(RxWiki News) For historical reasons that are sometimes still valid, some people are not comfortable disclosing everything to a health professional, or even trusting them to tell them the truth.
Despite advances for most men who undergo prostate surgery for their cancer, a recent study shows that there is a clear failure to produce the same results in men who identify as gay or African-American.
"If you're uncomfortable talking to your doctor, ask around for recommendations."
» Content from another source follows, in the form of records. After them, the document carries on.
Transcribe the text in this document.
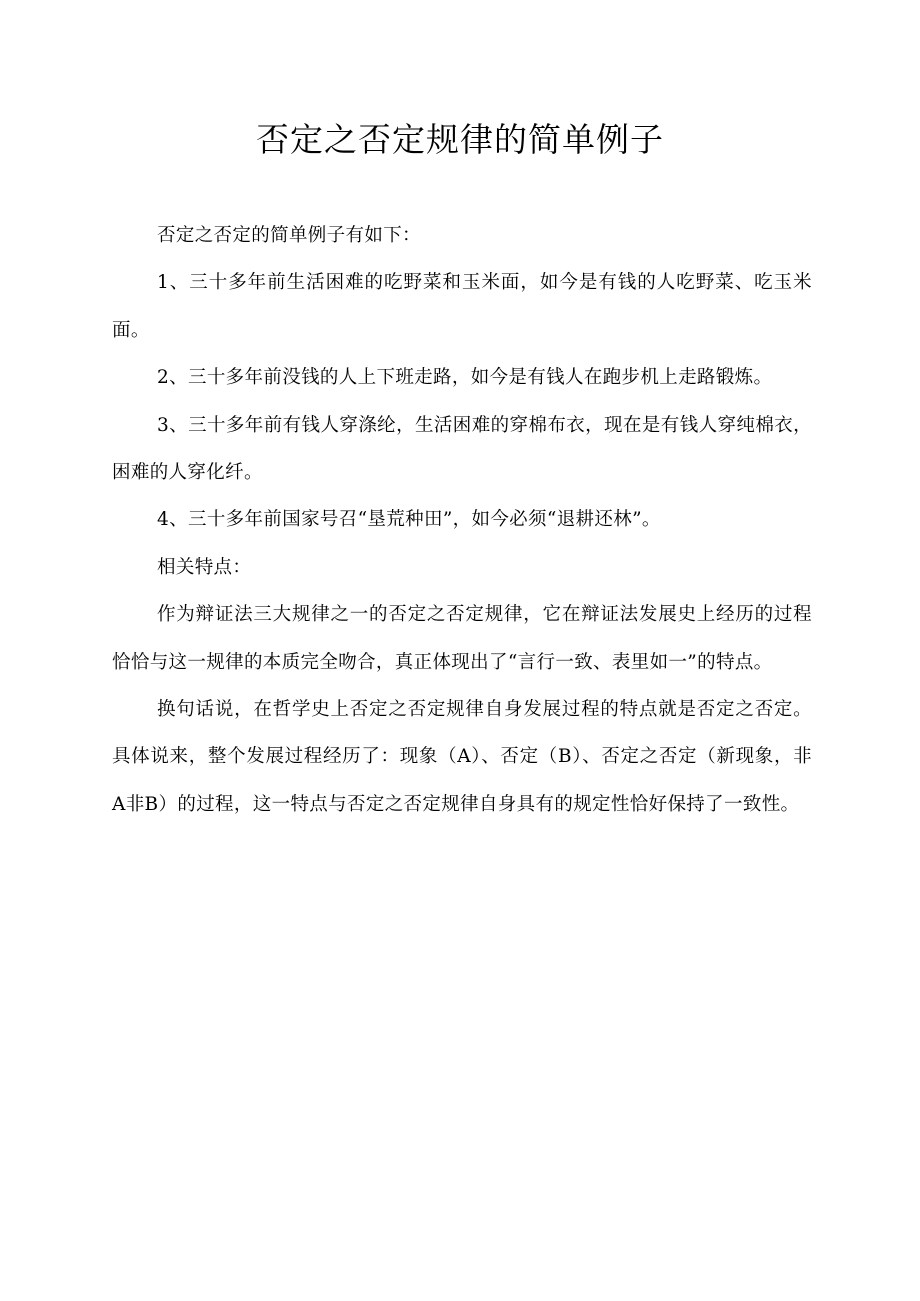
否定之否定规律的简单例子

否定之否定的简单例子有如下：

1、三十多年前生活困难的吃野菜和玉米面，如今是有钱的人吃野菜、吃玉米面。

2、三十多年前没钱的人上下班走路，如今是有钱人在跑步机上走路锻炼。

3、三十多年前有钱人穿涤纶，生活困难的穿棉布衣，现在是有钱人穿纯棉衣，困难的人穿化纤。

4、三十多年前国家号召“垦荒种田”，如今必须“退耕还林”。

相关特点：

作为辩证法三大规律之一的否定之否定规律，它在辩证法发展史上经历的过程恰恰与这一规律的本质完全吻合，真正体现出了“言行一致、表里如一”的特点。

换句话说，在哲学史上否定之否定规律自身发展过程的特点就是否定之否定。具体说来，整个发展过程经历了：现象（A）、否定（B）、否定之否定（新现象，非A非B）的过程，这一特点与否定之否定规律自身具有的规定性恰好保持了一致性。
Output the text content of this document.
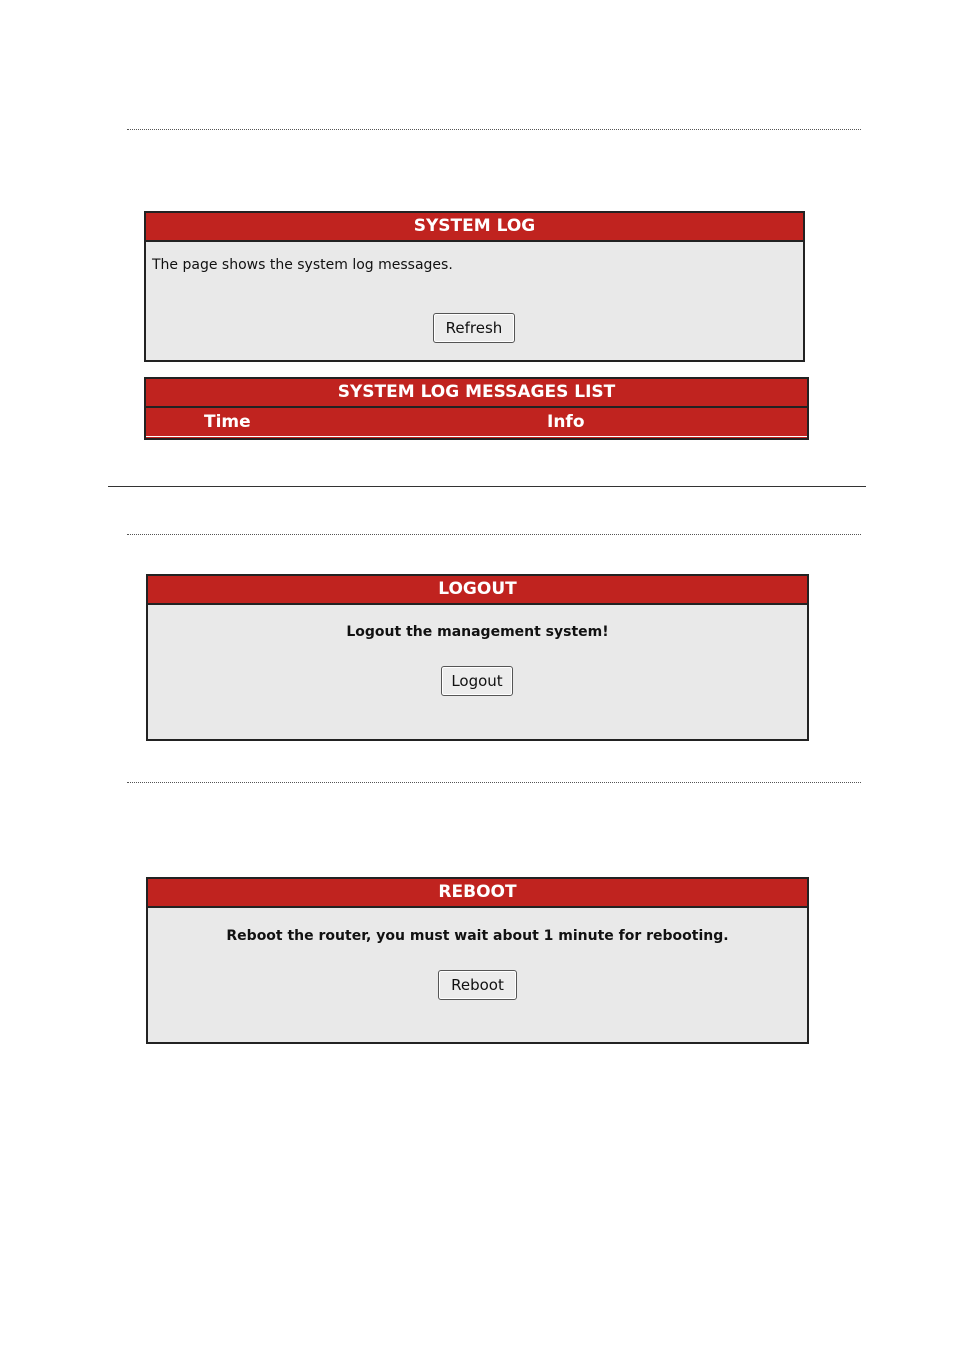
SYSTEM LOG
The page shows the system log messages.
Refresh
SYSTEM LOG MESSAGES LIST
Time	Info
LOGOUT
Logout the management system!
Logout
REBOOT
Reboot the router, you must wait about 1 minute for rebooting.
Reboot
African Americans are statistically more likely to develop prostate cancer, but on average are diagnosed later in life, and are less likely to trust a physician, or their treatment plan. While this may have a significant effect on the cancer outcome, it is important to assess both sides of the issue.
Additionally, gay men are less likely to trust doctors with revealing details, also leading to a later diagnosis on average.
The study examined the records of 665 men in the military. Of those men, white men were three times more likely to choose surgical removal for lower risk prostate cancer.
Another study by the research group found that out of 1,200 men who underwent the same surgery for similar prostate cancer, there were significant racial differences in urinary and sexual function after surgery.
Latin Americans and African Americans were more likely to have their sleep patterns drastically changed after the surgery, and both groups were also less likely to enter into assisted living arrangements in the case of surgical complications.
"Here, we focus attention on these poorly studied aspects to help overcome such concerns," said Edouard Trabulsi, MD, from Thomas Jefferson University's Kimmel Cancer Center.
"It's everything from discussion about sexual preference to toxicity-related effects to their ability to maintain a relationship with a partner."
The study was published in the May edition of the journal Nature Reviews Urology.
Financial disclosures were not made public.